Des infanticides dits « salvateur »

Infanticide « salvateur », c’est ainsi que la littérature psychiatrique désigne ces meurtres d’enfants, en général suivi d’un suicide. Quand l’existence devient insupportable, se donner la mort est vu comme l’ultime solution pour échapper et faire échapper les siens à un monde que la personne perçoit comme hostile. Aussi surprenant que cela puisse paraitre, ces actes sont dits « généreux » dans le chef du parent infanticide, qui pense agir pour le « bien » de sa progéniture. Ces homicides-suicides, qui surviennent cinq à six fois par an selon les statistiques, sont en réalité pathologique. Ils peuvent être masculins comme féminins et concernent le plus souvent des individus « mélancoliques », au sens psychiatrique du terme, une mélancolie associée à un état dépressif grave, mais aussi, dans certains cas, à un délire paranoïaque, une schizophrénie, une psychose ou des syndromes délirants. 

Un type d'homicide-suicide

Parmi les suicides altruistes, on distingue les homicides-suicides familiaux et les filicides-suicides tel que celui opéré par Geneviève Lhermitte. Lors de l’enquête, dans une audition datée du 31 mai 2007, la prévenue déclarera aux enquêteurs : « (…) vous me demandez comment je me sens aujourd’hui et je vous réponds que j’ai un mal de vivre quotidien. Je vis avec une énorme douleur de culpabilité. J’ai bien conscience que j’ai bien massacré mes enfants. Je me culpabilise également d’avoir raté mon suicide, d’être toujours vivante. Tous les jours, je fais un effort pour continuer à vivre, je survis (…) » 

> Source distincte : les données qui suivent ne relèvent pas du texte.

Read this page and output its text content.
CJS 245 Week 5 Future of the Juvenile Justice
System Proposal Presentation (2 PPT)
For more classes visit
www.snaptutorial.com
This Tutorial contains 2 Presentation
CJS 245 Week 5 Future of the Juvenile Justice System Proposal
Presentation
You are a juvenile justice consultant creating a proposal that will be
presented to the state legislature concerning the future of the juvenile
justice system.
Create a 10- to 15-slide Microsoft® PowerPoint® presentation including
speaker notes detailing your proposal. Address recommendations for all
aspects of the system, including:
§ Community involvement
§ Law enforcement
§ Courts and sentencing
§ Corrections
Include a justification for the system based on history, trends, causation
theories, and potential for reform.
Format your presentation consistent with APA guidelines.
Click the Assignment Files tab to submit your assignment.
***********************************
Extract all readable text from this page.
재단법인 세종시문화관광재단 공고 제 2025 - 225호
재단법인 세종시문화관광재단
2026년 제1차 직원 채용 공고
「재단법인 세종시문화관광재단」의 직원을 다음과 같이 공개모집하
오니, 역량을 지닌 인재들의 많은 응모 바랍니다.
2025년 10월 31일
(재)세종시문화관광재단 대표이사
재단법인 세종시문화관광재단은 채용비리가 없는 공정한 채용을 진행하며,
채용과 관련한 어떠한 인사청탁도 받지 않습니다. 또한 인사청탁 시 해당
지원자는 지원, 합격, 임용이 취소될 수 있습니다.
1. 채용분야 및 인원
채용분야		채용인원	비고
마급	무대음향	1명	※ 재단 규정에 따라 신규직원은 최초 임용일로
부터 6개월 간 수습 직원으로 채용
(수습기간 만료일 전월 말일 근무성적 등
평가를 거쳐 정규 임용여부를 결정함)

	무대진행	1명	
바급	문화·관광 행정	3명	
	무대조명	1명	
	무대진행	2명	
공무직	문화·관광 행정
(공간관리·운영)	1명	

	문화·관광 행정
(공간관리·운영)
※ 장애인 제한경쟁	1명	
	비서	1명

Geneviève Lhermitte a-t-elle aimé au point de « perdre la raison » ? Durant son procès, les experts Gueibe, Bongaerts et Meire seront unanimes quant à la personnalité de celle qui avait confié, des années durant, son mal-être à un psychiatre, le docteur Derik Veldekens : « (…) nous pensons qu’au moment des faits, l’inculpée vit subjectivement cet acte comme une sorte de suicide de l’ensemble qu’elle forme avec ses enfants (…) »

Un état de damnation

En avril 2019, Le tribunal de l’application des peines de Bruxelles (TAP) avait accordé à Geneviève Lhermitte, sous régime de suivi strict, une libération conditionnelle. En mai 2019, elle quittera la prison de Berkendael pour être transférée au centre psychiatrique Saint-Bernard, à Manage. En décembre 2020, elle intègrera ensuite un lieu d’accueil plus ouvert venant en aide aux adultes en difficultés psychiques. En 2021, elle tentera de mettre fin à ses jours au moyen d’un couteau, en l’absence des autres pensionnaire, ce qui la reconduira dans un service psychiatrique. Geneviève Lhermitte vivait très certainement depuis 16 ans dans un état de damnation, un sentiment d’être déjà morte, ce pourquoi l’euthanasie, strictement encadrée en Belgique, lui a sans doute été accordée.